The sudden onset of the Arab spring and winter has reminded us yet again that America doesn't run the world. And the country must be wary, in the elegant phrasing of the late Reinhold Niebuhr, of its own dreams of managing history.
Like the children's game Where's Waldo?, a coherent and effective American response to what's taking place these days in the Arab world seems hard to find in a sea of faces and events over which the United States has little control.
And no one knows this better than America's smart, superstar secretary of state, Hillary Clinton, whose Arab spring/winter tour begins Monday, March 14. Never has there been a less hospitable world and greater challenges for serious American diplomacy.

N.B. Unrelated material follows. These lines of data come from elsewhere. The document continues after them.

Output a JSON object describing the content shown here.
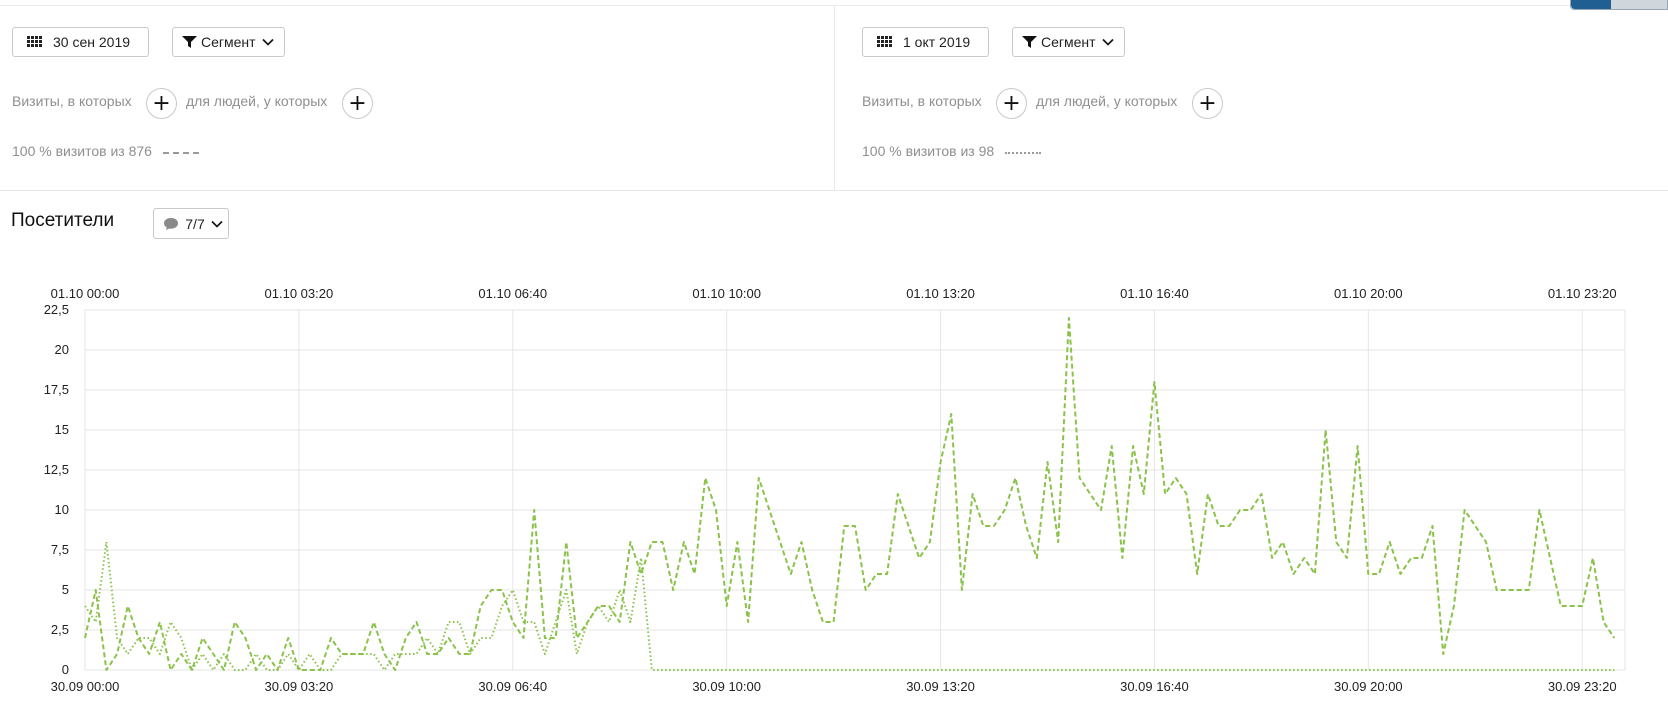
{
  "left_segment": {
    "date_label": "30 сен 2019",
    "segment_label": "Сегмент",
    "visits_label": "Визиты, в которых",
    "people_label": "для людей, у которых",
    "stat_text": "100 % визитов из 876",
    "legend_style": "dashed"
  },
  "right_segment": {
    "date_label": "1 окт 2019",
    "segment_label": "Сегмент",
    "visits_label": "Визиты, в которых",
    "people_label": "для людей, у которых",
    "stat_text": "100 % визитов из 98",
    "legend_style": "dotted"
  },
  "plus_symbol": "+",
  "section": {
    "title": "Посетители",
    "counter_label": "7/7"
  },
  "icons": [
    "calendar-grid-icon",
    "funnel-icon",
    "chevron-down-icon",
    "plus-icon",
    "comment-bubble-icon"
  ],
  "colors": {
    "series": "#8ac24a",
    "grid": "#e6e6e6",
    "legend_line": "#9a9a9a"
  },
  "chart_data": {
    "type": "line",
    "title": "",
    "xlabel": "",
    "ylabel": "",
    "ylim": [
      0,
      22.5
    ],
    "yticks": [
      "0",
      "2,5",
      "5",
      "7,5",
      "10",
      "12,5",
      "15",
      "17,5",
      "20",
      "22,5"
    ],
    "x_top_ticks": [
      "01.10 00:00",
      "01.10 03:20",
      "01.10 06:40",
      "01.10 10:00",
      "01.10 13:20",
      "01.10 16:40",
      "01.10 20:00",
      "01.10 23:20"
    ],
    "x_bottom_ticks": [
      "30.09 00:00",
      "30.09 03:20",
      "30.09 06:40",
      "30.09 10:00",
      "30.09 13:20",
      "30.09 16:40",
      "30.09 20:00",
      "30.09 23:20"
    ],
    "x_minutes_per_point": 10,
    "grid": true,
    "series": [
      {
        "date": "30 сен 2019",
        "style": "dashed",
        "values": [
          2,
          5,
          0,
          1,
          4,
          2,
          1,
          3,
          0,
          1,
          0,
          2,
          1,
          0,
          3,
          2,
          0,
          1,
          0,
          2,
          0,
          0,
          0,
          2,
          1,
          1,
          1,
          3,
          1,
          0,
          2,
          3,
          1,
          1,
          2,
          1,
          1,
          4,
          5,
          5,
          3,
          2,
          10,
          2,
          2,
          8,
          2,
          3,
          4,
          4,
          3,
          8,
          6,
          8,
          8,
          5,
          8,
          6,
          12,
          10,
          4,
          8,
          3,
          12,
          10,
          8,
          6,
          8,
          5,
          3,
          3,
          9,
          9,
          5,
          6,
          6,
          11,
          9,
          7,
          8,
          13,
          16,
          5,
          11,
          9,
          9,
          10,
          12,
          9,
          7,
          13,
          8,
          22,
          12,
          11,
          10,
          14,
          7,
          14,
          11,
          18,
          11,
          12,
          11,
          6,
          11,
          9,
          9,
          10,
          10,
          11,
          7,
          8,
          6,
          7,
          6,
          15,
          8,
          7,
          14,
          6,
          6,
          8,
          6,
          7,
          7,
          9,
          1,
          4,
          10,
          9,
          8,
          5,
          5,
          5,
          5,
          10,
          7,
          4,
          4,
          4,
          7,
          3,
          2
        ]
      },
      {
        "date": "1 окт 2019",
        "style": "dotted",
        "values": [
          4,
          3,
          8,
          2,
          1,
          2,
          2,
          1,
          3,
          2,
          0,
          1,
          0,
          1,
          0,
          0,
          1,
          0,
          0,
          1,
          0,
          1,
          0,
          0,
          1,
          1,
          1,
          1,
          0,
          1,
          1,
          1,
          2,
          1,
          3,
          3,
          1,
          2,
          2,
          4,
          5,
          3,
          3,
          1,
          3,
          5,
          1,
          3,
          4,
          3,
          5,
          3,
          7,
          0,
          0,
          0,
          0,
          0,
          0,
          0,
          0,
          0,
          0,
          0,
          0,
          0,
          0,
          0,
          0,
          0,
          0,
          0,
          0,
          0,
          0,
          0,
          0,
          0,
          0,
          0,
          0,
          0,
          0,
          0,
          0,
          0,
          0,
          0,
          0,
          0,
          0,
          0,
          0,
          0,
          0,
          0,
          0,
          0,
          0,
          0,
          0,
          0,
          0,
          0,
          0,
          0,
          0,
          0,
          0,
          0,
          0,
          0,
          0,
          0,
          0,
          0,
          0,
          0,
          0,
          0,
          0,
          0,
          0,
          0,
          0,
          0,
          0,
          0,
          0,
          0,
          0,
          0,
          0,
          0,
          0,
          0,
          0,
          0,
          0,
          0,
          0,
          0,
          0,
          0
        ]
      }
    ]
  }
}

Despite her popularity and adept practice of public diplomacy, Clinton understands her own limitations and those of the United States. She knows she's between a White House and a military that owns all the consequential hot-button issues. Indeed, more than two years in, America's top diplomat -- one of Washington's ablest, smartest, and savviest players -- has yet to put her signature on a high-profile issue of peace or war likely to get her admitted into the secretary-of-state hall of fame.
And now this: a transformative, historic wave of political change sweeping the Arab world that on paper would seem to offer huge opportunities for bold American action, but in practice has left Barak Obama's administration more sidelined than central, playing whack-a-mole with ad hoc responses in a frantic effort just to keep up.
From Libya to Egypt, Washington has been forced to recognize -- and this is mostly for the good -- that change in Arab world isn't primarily an American story. And yet, America isn't a potted plant. It must work to find a role that tries to reconcile its interests and its values with policies that somehow just don't seem to fit anymore.
The secretary's trip is an important part of that effort. America needs to be seen as identifying itself with progressive, peaceful change, supporting those who demand it and to oppose those who practice violence and cruelty. But it's also Mission Humble.